UCLA researchers have determined the atomic structure of part of a protein that causes certain neurodegenerative diseases.
In a study published earlier in January, researchers in the lab of Jose Rodriguez, assistant professor of chemistry and biochemistry, determined the structure of a segment of prion, a protein that causes diseases such as mad cow disease, when it is defective. Visualizing the prion allows other researchers to understand the basis behind prion diseases and develop therapies toward preventing and treating them.
Prions, which are found mainly in the brain, may randomly become defective and convert normal prions into additional defective prions, spreading the disease throughout the brain and resulting in death, according to the Centers for Disease Control. Individuals who come into contact with the flesh or fluids of animals with defective prions can contract them, spreading the disease.
Prion diseases are particularly dangerous because defective prions aggregate into stable clumps of protein that the body cannot easily break down, Rodriguez said.
“You can boil (a prion aggregate), dip it in acid, treat it (with harsh chemicals), and it still won’t lose its shape or break apart,” he said.
Rodriguez said his lab decided to determine the structure of the defective prion in order to understand its extreme stability.
Calina Glynn, a graduate student in Rodriguez’ lab, said they studied a segment of the prion of a small rodent called the bank vole. This segment behaved like a defective prion, so it served as a good model for studying prion diseases, Rodriguez said.

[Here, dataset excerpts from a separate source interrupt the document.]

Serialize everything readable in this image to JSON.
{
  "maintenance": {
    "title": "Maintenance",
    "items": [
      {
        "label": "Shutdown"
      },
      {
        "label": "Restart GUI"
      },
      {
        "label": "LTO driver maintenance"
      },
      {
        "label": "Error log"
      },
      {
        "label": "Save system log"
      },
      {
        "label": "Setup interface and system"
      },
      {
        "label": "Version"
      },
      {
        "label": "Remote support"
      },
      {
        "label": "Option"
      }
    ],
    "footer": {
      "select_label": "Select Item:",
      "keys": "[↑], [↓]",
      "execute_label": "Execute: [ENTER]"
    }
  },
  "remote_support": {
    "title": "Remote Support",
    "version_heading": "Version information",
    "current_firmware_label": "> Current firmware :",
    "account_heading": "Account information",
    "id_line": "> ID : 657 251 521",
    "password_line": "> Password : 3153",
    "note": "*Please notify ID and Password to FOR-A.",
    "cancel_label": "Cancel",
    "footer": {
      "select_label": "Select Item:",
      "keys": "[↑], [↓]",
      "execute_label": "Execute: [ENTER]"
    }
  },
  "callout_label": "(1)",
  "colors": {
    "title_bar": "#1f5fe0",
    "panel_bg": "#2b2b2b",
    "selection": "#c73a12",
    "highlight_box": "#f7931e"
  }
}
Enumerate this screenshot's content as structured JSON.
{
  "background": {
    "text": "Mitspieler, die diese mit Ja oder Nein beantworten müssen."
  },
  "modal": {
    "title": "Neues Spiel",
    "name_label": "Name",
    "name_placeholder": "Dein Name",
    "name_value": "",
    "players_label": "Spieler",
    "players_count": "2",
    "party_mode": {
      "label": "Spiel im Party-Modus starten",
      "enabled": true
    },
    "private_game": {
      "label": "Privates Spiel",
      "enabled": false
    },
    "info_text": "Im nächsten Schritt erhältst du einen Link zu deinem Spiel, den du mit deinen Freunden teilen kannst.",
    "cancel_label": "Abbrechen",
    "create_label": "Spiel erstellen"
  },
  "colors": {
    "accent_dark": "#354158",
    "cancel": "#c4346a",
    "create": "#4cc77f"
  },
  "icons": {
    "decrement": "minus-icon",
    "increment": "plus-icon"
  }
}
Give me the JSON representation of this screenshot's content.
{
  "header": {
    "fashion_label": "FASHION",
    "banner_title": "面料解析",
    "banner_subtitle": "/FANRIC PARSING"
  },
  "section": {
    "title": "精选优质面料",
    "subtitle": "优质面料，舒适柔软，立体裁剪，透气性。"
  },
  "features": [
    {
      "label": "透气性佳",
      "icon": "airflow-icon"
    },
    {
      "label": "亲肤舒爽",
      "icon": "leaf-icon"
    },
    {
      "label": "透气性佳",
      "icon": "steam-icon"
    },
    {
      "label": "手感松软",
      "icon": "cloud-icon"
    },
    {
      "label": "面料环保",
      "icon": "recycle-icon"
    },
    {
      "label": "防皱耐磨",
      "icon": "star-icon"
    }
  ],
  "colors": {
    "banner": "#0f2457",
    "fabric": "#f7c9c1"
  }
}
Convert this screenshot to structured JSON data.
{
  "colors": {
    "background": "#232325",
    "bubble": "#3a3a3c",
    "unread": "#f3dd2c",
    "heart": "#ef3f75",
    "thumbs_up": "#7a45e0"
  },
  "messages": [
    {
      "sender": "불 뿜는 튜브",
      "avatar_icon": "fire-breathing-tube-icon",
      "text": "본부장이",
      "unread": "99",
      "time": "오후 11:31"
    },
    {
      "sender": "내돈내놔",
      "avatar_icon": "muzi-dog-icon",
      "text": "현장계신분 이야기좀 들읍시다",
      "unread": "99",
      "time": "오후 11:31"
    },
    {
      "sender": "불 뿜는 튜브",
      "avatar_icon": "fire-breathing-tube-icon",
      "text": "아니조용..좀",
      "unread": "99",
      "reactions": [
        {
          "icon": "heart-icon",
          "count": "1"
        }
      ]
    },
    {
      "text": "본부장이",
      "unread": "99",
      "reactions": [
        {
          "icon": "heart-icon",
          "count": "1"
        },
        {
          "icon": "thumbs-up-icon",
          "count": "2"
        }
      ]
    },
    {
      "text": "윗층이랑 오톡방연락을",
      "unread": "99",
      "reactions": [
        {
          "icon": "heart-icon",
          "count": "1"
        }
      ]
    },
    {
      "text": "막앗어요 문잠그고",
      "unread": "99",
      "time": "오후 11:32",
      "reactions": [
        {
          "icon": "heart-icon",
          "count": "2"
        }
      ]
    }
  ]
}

While most animals usually do not contract prions from other species, the bank vole easily contracts defective prions from other animals, Glynn said. Marcus Gallagher-Jones, a postdoctoral researcher in Rodriguez’s lab, said studying the bank vole prion may explain why bank voles are so susceptible to prion diseases and inform further research on how defective prions spread.
The researchers used a technique called MicroED to determine the protein’s structure, Glynn said. MicroED allowed the researchers to see fine details in the protein structure that would otherwise be invisible with traditional techniques like X-ray crystallography, she said.
Gallagher-Jones said that using MicroED, the researchers could see the position of hydrogen atoms in the protein, a feat not normally possible with X-ray crystallography. Seeing the hydrogen atoms helped the researchers realize the hydrogen atoms form a network that helps glue prions together into an aggregate.
“We’re very interested in seeing how the network of hydrogen bonding plays a role in the prion’s stability,” he said.
Rodriguez said his lab’s work highlighted the advantages of MicroED and that a high resolution structure of the aggregated prion can help other researchers develop approaches to treating prion diseases.
“MicroED (allowed us to determine) structures of proteins that have been challenging by traditional methods,” he said. “We’re now starting to get high-resolution structures of prions in their aggregated state. It’s a goal that was out of reach for a while.”